Research since the 1940s has also shown how our selection of and reaction to certain colors is an indication of ongoing concerns, feelings, and issues in our lives. Clues to our motivations and emotions can be discerned via our preferences for energy patterns represented by specific color frequencies. Sometimes our feelings and motivating patterns lie just outside our day-to-day awareness. Or, we may have some inkling of their role in our life, but we prefer to avoid understanding or acting upon their significance. 

Our color selections provide an objective degree of insight. Color preferences can help unlock these partially hidden or avoided patterns and desires. When these factor are better understood our life story can take on new meaning and direction.

My preferred approach is the use of the full-length, complete version of the Lüscher Color Test, a well-researched and respected assessment method used throughout the world. I have studied the Lüscher Color Test with Dr. Andreas Edelmann.

Our Personality Preferences

The aspect of our being we commonly refer to as our ego-consciousness has certain preferred ways of operating and dealing with the world. Carl Jung, the Swiss psychiatrist, identified eight possible “psychological types,” and in our conscious approach to life we are each some combination of these. We all rely on a preferred and a secondary combination of “attitude” and “function,” while relying less on other personality type combinations which seem less natural and less developed.

Understanding our unique mix of personality type variables can provide a useful lens through which to view and understanding of our life story. As Jungian analyst John Beebe has noted, knowing our type helps in identifying what might be limiting us and what might assist in our growth and development.

As we move into midlife and beyond it is common to feel frustration, distress, and unease. As Murray Stein has said, “At midlife the psyche explodes…and reforms the landscapes of our psychological lives.” Knowing our past and present psychological preferences and how they may evolve as we age helps guide our life story and gives us renewed permission to be kind with ourselves as we experiment – and perhaps sometimes fail – with new ways of creating meaning.

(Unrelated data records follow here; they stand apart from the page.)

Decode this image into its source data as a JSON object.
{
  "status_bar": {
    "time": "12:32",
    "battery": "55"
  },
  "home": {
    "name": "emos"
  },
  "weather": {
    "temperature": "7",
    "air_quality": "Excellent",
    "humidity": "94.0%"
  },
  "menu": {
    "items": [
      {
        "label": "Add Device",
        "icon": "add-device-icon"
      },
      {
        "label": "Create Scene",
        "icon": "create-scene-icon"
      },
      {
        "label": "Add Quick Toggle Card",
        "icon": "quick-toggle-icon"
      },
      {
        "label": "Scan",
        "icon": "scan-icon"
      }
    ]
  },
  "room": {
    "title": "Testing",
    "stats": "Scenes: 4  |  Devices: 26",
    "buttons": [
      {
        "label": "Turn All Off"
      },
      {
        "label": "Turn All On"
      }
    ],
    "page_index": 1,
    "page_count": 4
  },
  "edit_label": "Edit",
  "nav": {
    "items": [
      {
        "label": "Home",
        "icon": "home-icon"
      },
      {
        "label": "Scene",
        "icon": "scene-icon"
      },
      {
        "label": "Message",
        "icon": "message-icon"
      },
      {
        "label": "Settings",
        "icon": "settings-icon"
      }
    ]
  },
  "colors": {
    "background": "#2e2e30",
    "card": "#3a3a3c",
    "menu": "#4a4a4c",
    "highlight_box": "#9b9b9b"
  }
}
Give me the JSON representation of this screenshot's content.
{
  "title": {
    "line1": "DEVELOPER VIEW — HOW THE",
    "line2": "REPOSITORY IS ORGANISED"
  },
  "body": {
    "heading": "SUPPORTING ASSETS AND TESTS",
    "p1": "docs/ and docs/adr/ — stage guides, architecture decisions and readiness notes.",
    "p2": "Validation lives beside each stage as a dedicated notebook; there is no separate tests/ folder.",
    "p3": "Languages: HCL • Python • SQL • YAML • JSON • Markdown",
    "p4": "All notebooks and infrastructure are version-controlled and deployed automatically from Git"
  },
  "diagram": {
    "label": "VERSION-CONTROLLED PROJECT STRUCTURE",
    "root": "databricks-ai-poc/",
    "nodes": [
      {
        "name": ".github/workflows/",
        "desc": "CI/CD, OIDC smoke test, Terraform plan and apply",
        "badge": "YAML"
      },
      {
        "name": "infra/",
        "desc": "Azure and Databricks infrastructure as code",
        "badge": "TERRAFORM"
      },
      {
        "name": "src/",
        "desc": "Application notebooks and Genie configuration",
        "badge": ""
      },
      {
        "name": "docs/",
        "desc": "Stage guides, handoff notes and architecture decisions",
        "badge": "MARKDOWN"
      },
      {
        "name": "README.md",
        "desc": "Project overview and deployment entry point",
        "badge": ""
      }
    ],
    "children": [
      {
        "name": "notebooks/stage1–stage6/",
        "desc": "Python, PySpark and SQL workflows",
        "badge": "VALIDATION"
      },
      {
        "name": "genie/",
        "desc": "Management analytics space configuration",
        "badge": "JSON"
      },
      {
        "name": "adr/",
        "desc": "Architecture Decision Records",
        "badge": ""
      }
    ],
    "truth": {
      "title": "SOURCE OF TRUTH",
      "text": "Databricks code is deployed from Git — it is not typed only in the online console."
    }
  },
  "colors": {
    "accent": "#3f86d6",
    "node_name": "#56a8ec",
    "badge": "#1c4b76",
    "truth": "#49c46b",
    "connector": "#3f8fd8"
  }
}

Some people are familiar with the Myers-Briggs Type Indicator (MBTI), an assessment tool that aids in the application of Jung’s personality type preferences. Even those that have taken the MBTI are often unfamiliar with the full-length version and the depth of insight it offers. I prefer to use the recently revised Global Step II version of the MBTI, which offers greatly expanded insights into twenty personality preference and sub-preference areas. I am a certified Myers-Briggs Type Indicator consultant.